In 2011 I wrote The Happy Humanist. My daughter (a psychologist) saw an untitled early draft and asked me why I wrote it. I said "It's what I believe." She replied, "Dad, people don't want stewed prunes. They want apple pie." She was right. So The Happy Humanist was refocused around what it takes to be at one with ourselves, and I think it is all the better for that.
In 2013 I returned to fiction with, The Cruel Peak, where I deal with the effect on a family who have attained celebrity by falsehood, when the falsehood is revealed.
Codename Wolf was my next. The secret services take themselves very seriously and are usually depicted in films and books in a very straight manner.
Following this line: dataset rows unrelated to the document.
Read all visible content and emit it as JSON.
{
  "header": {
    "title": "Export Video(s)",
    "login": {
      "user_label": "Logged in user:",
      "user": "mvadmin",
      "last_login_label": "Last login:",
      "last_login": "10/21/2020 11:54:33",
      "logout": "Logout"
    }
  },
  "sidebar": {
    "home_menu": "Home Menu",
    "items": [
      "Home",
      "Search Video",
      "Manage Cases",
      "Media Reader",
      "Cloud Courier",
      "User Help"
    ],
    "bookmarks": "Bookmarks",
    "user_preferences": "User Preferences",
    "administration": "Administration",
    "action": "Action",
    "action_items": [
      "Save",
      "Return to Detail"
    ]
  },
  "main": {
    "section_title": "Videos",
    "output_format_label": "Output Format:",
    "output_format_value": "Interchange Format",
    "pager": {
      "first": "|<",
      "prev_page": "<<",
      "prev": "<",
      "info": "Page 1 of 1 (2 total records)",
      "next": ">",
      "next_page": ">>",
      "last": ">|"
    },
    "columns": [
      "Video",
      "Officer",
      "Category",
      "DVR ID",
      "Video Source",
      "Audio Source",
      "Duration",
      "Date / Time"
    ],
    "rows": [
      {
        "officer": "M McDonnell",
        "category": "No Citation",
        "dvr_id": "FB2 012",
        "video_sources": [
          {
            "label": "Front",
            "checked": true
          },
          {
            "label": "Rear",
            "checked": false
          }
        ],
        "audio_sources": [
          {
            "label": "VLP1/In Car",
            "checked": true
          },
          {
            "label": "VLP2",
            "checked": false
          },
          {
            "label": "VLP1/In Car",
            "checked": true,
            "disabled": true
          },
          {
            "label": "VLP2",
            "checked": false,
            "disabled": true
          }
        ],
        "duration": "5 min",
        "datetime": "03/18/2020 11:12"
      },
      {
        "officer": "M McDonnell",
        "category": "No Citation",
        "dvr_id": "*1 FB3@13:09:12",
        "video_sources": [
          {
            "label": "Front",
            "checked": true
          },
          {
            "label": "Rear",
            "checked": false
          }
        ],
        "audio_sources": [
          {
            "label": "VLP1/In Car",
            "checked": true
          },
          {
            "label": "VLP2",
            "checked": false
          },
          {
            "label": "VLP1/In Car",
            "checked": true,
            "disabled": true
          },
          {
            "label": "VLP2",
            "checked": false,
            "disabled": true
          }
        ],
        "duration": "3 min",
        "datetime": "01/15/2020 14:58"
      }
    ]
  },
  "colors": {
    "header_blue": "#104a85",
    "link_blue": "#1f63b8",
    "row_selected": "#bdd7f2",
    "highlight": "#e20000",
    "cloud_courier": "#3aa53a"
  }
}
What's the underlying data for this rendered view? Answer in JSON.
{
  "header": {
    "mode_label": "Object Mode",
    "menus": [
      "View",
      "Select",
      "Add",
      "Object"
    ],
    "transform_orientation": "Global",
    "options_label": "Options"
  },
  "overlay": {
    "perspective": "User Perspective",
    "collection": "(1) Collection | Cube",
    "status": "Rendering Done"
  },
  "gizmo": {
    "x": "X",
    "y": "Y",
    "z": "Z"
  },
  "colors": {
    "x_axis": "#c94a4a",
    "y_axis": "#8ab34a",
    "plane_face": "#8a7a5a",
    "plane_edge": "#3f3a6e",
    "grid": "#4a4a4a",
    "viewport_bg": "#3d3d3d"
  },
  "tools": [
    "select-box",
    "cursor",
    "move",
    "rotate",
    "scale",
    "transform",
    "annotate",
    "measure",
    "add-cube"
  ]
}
I wanted to take a look at the nonsense behind the facade of espionage.
Don't Cry for the Brave, 2014, is set in Vietnam. I explore the behaviour of front line soldiers under stress who kill civilians.
Unforgiving Shore, 2015 is a family saga about a woman who conceals her son's paternity and why.
Rendezvous with Death, 2016 is about a man who takes revenge for a wrongful accusation.
In Night Shelter, 2017 a girl is murdered at a party. The most likely killer is 'too big to touch', feared by the police and the suspects. But somebody has to take the rap.
Bill Batley's Notebook (2019) is the reflection of a previously 'important' business executive who has been generously pensioned off. Who is he now and what should he do in a mad world?